De witte gebogen banen die we opmerken onder de wolken op het linkerbuitenluik, vormen een iconografisch probleem op zich. In tegenstelling tot de lichtbundel op het rechterbuitenluik kunnen dit geen lichtstralen van de zon of van het van de duisternis gescheiden licht zijn: in dat geval zouden zij immers rechtlijnig verlopen, en niet gebogen. Volgens Gombrich gaat het hier om een regenboog.[6] Omdat de buitenluiken in grisaille geschilderd zijn en dus geen kleuren bevatten, kan deze hypothese niet onmiddellijk aanvaard of verworpen worden.
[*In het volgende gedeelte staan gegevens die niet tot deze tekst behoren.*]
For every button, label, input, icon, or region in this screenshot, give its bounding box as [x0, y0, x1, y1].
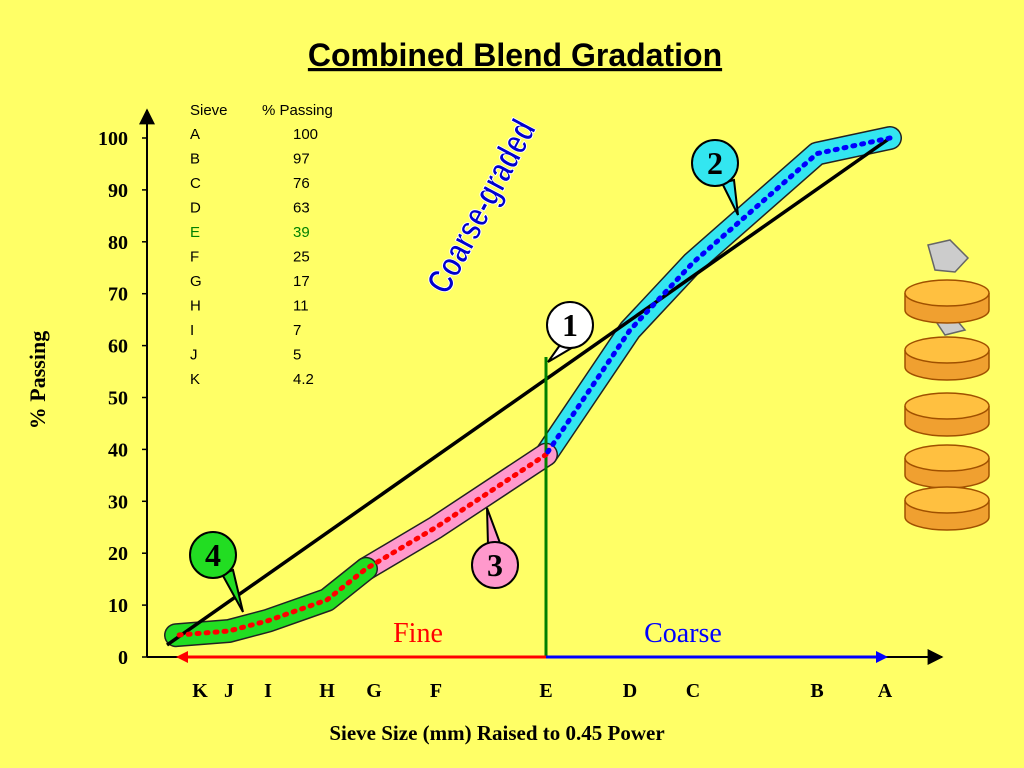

Gaat het inderdaad om een regenboog, dan hebben we echter wel te maken met twee dubbele regenbogen, want op het linkerbuitenluik zijn vier gebogen witte banen waar te nemen. Indien een middeleeuwse bron kan aangewezen worden waarin sprake is van regenbogen nadat het voor de eerste maal geregend heeft op aarde (zie de donkere regenwolken) en waardoor vervolgens de planten zouden zijn ontstaan, dan zou de hypothese van de regenbogen verantwoord zijn. Zulk een bron is in de Tuin-exegese echter voorlopig nog niet gesignaleerd.
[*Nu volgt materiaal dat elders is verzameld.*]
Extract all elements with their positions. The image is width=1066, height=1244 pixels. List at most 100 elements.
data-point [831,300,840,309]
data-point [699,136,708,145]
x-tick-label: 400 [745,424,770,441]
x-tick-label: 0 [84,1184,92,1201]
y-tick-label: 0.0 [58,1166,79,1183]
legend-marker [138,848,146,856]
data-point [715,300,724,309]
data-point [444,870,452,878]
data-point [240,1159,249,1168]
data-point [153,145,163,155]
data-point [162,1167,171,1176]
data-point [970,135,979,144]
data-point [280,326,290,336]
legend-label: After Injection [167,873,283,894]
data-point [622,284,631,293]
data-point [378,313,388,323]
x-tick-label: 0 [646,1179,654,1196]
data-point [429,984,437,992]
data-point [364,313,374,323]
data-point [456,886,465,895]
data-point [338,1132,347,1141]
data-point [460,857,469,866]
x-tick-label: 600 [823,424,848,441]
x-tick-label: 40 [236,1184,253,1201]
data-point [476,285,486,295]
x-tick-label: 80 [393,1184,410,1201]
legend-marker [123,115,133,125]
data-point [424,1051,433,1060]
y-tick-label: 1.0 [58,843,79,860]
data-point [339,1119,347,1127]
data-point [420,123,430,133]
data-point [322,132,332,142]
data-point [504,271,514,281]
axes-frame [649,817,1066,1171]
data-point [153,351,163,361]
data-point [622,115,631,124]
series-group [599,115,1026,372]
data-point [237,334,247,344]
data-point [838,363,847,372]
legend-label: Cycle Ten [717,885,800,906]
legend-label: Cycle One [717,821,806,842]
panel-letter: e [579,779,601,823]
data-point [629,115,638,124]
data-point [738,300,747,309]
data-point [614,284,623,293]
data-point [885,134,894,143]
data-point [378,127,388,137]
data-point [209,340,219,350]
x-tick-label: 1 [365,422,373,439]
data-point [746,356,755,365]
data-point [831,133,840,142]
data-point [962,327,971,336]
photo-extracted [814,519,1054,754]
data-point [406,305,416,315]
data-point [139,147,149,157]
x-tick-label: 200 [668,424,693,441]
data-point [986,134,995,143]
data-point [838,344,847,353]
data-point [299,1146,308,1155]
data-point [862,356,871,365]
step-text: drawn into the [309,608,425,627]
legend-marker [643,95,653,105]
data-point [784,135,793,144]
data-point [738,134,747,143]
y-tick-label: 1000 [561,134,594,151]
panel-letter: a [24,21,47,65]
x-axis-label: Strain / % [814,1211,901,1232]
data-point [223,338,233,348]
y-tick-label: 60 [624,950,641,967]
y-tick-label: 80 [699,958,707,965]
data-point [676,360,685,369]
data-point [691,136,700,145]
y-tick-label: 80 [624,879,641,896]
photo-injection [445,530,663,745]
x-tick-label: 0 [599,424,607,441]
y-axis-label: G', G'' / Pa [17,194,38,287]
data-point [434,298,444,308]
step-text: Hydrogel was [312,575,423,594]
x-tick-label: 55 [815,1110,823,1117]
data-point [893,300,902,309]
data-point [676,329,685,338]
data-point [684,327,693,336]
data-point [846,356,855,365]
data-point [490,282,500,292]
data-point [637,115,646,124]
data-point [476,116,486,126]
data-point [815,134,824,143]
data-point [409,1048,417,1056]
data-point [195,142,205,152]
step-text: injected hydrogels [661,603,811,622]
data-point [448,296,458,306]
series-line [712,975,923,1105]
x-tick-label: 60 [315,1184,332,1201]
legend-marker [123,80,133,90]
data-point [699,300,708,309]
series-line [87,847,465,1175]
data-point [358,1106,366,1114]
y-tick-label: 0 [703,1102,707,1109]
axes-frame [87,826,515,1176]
Er zijn echter wel een aantal middeleeuwse bronnen aan te wijzen die ons meedelen dat het firmament dat op de tweede scheppingsdag ontstond, blinkend als kristal was. Zo lezen we bij Dirc van Delf (1404):
Des anderen daechs maecte God een firmament vast ende blenckende als een cristal, in die middewairde vanden water ende deilde den hemel vander aerden.[7]
[Op de tweede scheppingsdag maakte God een firmament, stevig en blinkend als kristal, halverwege tussen de wateren en het scheidde de hemel van de aarde.]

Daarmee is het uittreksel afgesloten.